Pantalones estrechos en el desfile de moda hombre para la primavera verano
Cortesía de Prada
Raquel Fernández Sobrín
Todos los titulares de medios de comunicación de moda que desde el año pasado amenazan con el regreso del pantalón pitillo al armario masculino, fuerzan el diagnóstico. Lo que quieren decir es que vuelve a ser considerado moda. Durante la primera parte de la década de 2020, mientras las pasarelas ensanchaban las perneras hasta convertirlas casi en una cuestión arquitectónica, muchos hombres siguieron comprando vaqueros slim o directamente skinny. Perdieron prestigio entre diseñadores, editores y consumidores atentos; no desaparecieron de las oficinas, las bodas, los estadios ni las discotecas. Simplemente dejaron de aparecer en las imágenes con las que la moda se explica a sí misma.

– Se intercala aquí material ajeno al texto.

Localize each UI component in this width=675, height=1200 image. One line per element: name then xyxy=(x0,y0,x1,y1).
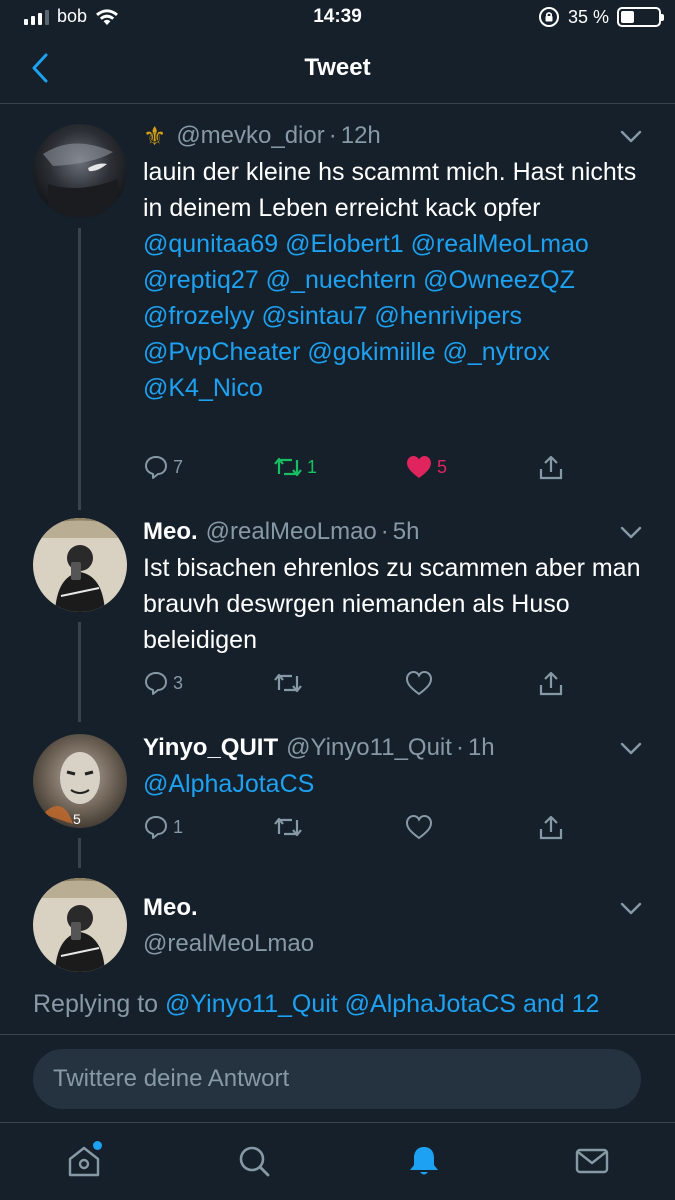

Para entender por qué hablar de regreso resulta algo tramposo conviene recordar cómo llegó el pitillo hasta aquí. Hedi Slimane estrechó la silueta masculina a comienzos de los dos mil en Dior Homme y convirtió en deseable un cuerpo alargado, delgado y casi adolescente. Al principio, como ocurre con casi cualquier cambio serio de proporciones, costó imaginar a la mayoría de los hombres dentro de aquellos pantalones; hacia 2010, la ruptura ya se había convertido en uniforme. El elastano terminó de resolver lo que la anatomía podía objetar y creó una dependencia difícil de deshacer: hay hombres que ya no conciben un vaquero que no ceda al sentarse y otros que llevaron el estrechamiento hasta bajos tan ajustados que acarician la categoría de body paint. Lo que había empezado como una provocación terminó pareciendo la versión natural de un pantalón.